Review conflict report carefully
If rules are truly different, import manually:
- Edit the exported JSON to change the rule text
- Re-import with --trust 0.9 to force review mode
If rules are duplicates, skip import

Customization

See references/customization.md for tuning feedback patterns, categories, promotion thresholds, and pre-action checklists.

Changelog

See references/changelog.md for version history.

Current: v1.4.0 (Confidence decay, cross-agent sharing, anomaly detection, parse error logging)

Requirements

python3 3.8+ and bash
flock (usually part of util-linux, available on macOS via util-linux or coreutils)
A workspace directory with memory/ for file storage
An agent that reads files at boot (AGENTS.md or equivalent)
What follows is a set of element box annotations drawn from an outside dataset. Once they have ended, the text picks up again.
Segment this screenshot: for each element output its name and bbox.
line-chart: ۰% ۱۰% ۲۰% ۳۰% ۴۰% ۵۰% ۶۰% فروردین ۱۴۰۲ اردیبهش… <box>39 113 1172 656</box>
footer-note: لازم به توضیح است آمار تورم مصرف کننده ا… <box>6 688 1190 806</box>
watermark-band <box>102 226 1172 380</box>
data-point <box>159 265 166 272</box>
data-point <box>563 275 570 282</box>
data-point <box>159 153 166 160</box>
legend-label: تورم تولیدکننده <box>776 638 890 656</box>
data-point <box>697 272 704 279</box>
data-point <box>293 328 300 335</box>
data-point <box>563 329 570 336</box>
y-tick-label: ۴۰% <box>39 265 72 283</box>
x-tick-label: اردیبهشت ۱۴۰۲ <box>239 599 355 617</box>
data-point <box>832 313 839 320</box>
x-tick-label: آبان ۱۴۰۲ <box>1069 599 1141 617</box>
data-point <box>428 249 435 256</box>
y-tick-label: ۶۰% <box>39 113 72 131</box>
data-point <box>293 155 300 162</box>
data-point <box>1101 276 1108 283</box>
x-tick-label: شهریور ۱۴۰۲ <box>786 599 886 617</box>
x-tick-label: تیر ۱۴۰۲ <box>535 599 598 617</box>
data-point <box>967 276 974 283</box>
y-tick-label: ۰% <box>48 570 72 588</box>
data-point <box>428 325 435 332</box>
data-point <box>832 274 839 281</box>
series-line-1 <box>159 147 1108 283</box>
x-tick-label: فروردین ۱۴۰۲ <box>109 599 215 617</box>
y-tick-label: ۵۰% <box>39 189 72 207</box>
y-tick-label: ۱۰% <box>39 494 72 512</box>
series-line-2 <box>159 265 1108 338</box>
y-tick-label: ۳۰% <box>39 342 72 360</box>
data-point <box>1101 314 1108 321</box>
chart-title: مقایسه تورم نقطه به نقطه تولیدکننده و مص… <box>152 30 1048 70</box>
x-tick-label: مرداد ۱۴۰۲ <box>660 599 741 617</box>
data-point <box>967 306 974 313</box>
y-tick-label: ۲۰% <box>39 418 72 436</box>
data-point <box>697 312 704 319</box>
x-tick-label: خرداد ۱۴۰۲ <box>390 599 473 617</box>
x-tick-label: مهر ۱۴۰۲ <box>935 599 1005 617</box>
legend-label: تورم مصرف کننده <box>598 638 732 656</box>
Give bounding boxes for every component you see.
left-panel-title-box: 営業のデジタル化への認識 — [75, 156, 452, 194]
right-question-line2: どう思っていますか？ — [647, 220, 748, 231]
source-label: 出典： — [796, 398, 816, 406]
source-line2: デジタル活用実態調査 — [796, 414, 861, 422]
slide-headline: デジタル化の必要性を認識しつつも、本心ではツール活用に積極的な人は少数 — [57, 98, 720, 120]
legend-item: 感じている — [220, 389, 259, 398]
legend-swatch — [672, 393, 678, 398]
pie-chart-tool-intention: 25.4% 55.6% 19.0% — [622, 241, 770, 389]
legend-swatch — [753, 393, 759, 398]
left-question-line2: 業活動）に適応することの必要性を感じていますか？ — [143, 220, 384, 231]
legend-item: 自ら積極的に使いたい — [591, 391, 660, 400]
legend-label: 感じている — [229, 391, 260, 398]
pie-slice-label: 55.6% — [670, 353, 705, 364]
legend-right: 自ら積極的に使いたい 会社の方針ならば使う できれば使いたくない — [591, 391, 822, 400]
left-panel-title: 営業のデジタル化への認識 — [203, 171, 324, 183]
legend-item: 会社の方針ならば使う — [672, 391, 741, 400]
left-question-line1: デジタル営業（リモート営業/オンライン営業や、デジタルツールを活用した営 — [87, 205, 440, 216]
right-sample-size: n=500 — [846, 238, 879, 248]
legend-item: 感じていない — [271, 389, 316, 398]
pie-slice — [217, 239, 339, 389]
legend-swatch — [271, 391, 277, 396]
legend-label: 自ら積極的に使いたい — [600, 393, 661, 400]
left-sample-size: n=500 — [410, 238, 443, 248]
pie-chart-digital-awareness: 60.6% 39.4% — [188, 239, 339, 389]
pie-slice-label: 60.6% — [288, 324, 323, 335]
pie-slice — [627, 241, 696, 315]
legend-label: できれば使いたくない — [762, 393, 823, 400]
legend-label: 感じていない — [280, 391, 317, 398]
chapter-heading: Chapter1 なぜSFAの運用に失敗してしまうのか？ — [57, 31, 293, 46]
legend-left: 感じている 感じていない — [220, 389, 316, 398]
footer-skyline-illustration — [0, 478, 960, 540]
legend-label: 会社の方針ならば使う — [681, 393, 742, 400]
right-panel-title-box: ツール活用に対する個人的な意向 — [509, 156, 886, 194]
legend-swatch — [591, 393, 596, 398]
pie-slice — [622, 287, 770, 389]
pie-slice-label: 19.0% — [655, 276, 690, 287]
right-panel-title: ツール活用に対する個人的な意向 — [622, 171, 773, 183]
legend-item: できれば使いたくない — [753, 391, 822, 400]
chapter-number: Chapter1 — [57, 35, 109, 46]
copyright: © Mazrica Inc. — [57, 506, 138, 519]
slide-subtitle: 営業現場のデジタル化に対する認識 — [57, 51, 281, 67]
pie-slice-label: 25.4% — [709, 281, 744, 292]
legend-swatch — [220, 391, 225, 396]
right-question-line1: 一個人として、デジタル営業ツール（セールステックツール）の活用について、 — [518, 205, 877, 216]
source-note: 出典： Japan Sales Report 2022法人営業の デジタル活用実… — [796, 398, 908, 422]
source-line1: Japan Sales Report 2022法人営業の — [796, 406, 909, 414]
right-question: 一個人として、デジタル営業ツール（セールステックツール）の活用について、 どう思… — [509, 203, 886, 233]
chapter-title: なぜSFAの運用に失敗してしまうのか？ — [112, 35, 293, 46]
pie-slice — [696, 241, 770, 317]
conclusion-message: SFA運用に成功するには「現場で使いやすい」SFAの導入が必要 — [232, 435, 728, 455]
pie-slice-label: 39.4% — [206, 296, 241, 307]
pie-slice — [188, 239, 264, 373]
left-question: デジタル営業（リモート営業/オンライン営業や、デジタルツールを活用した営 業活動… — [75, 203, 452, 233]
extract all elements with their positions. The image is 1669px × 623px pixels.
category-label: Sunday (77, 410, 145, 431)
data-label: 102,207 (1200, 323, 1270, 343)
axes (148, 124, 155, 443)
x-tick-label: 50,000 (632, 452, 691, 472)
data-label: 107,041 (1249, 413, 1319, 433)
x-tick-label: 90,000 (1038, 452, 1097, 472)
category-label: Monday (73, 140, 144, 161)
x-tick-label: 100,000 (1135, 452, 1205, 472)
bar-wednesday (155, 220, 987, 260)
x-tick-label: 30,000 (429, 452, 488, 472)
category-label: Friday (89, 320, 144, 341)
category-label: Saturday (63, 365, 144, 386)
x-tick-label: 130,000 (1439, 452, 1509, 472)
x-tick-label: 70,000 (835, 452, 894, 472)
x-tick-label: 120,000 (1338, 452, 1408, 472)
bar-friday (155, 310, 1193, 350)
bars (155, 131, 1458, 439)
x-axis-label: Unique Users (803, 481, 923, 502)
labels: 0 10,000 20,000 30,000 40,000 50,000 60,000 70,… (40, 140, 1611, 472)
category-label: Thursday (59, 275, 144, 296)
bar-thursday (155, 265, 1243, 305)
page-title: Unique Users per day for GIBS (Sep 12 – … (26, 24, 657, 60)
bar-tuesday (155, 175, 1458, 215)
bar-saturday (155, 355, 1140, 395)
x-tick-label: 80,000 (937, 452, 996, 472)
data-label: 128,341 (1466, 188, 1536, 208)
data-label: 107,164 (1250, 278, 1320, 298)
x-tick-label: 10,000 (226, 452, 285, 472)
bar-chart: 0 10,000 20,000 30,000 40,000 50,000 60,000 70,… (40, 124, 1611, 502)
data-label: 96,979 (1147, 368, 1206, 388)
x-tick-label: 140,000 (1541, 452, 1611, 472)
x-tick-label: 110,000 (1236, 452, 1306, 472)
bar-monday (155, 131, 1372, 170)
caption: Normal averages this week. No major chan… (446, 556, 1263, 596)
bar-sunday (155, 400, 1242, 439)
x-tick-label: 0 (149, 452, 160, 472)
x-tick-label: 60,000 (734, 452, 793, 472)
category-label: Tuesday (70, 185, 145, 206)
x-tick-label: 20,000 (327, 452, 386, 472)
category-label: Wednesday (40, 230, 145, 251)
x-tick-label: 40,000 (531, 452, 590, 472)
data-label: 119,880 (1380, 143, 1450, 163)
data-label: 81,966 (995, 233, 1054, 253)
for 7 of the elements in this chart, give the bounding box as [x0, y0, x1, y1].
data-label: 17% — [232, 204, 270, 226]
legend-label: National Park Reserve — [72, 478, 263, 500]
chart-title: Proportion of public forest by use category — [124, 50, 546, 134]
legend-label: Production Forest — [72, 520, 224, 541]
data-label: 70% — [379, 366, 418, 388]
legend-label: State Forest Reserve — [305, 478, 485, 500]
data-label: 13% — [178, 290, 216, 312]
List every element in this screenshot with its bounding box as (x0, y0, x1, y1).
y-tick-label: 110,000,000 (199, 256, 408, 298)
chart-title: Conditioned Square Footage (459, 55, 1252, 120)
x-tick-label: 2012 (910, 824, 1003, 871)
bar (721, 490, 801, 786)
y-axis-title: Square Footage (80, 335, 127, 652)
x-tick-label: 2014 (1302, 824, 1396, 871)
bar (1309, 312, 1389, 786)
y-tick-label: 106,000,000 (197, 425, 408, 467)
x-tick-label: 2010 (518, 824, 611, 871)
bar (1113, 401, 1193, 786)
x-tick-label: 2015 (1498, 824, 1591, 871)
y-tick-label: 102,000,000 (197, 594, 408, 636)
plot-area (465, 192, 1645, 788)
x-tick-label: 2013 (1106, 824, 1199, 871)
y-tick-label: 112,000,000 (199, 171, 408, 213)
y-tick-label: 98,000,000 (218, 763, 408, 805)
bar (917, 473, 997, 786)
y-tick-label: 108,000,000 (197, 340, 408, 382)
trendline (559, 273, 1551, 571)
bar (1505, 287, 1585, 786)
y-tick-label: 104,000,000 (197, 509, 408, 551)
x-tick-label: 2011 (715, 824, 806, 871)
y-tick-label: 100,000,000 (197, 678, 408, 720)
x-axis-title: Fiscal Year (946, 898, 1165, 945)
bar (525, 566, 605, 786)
No external APIs. No dependencies beyond Python and Bash. Runs anywhere.

Philosophy

Most agents are goldfish with tool access. They solve the same problem five times and charge you for each one. The Learning Loop breaks that cycle by treating every session as training data for the next one.

Build it once. Let it compound. Get measurably better every week.

Share what you learn. Import what others discovered. Collective intelligence beats isolated learning.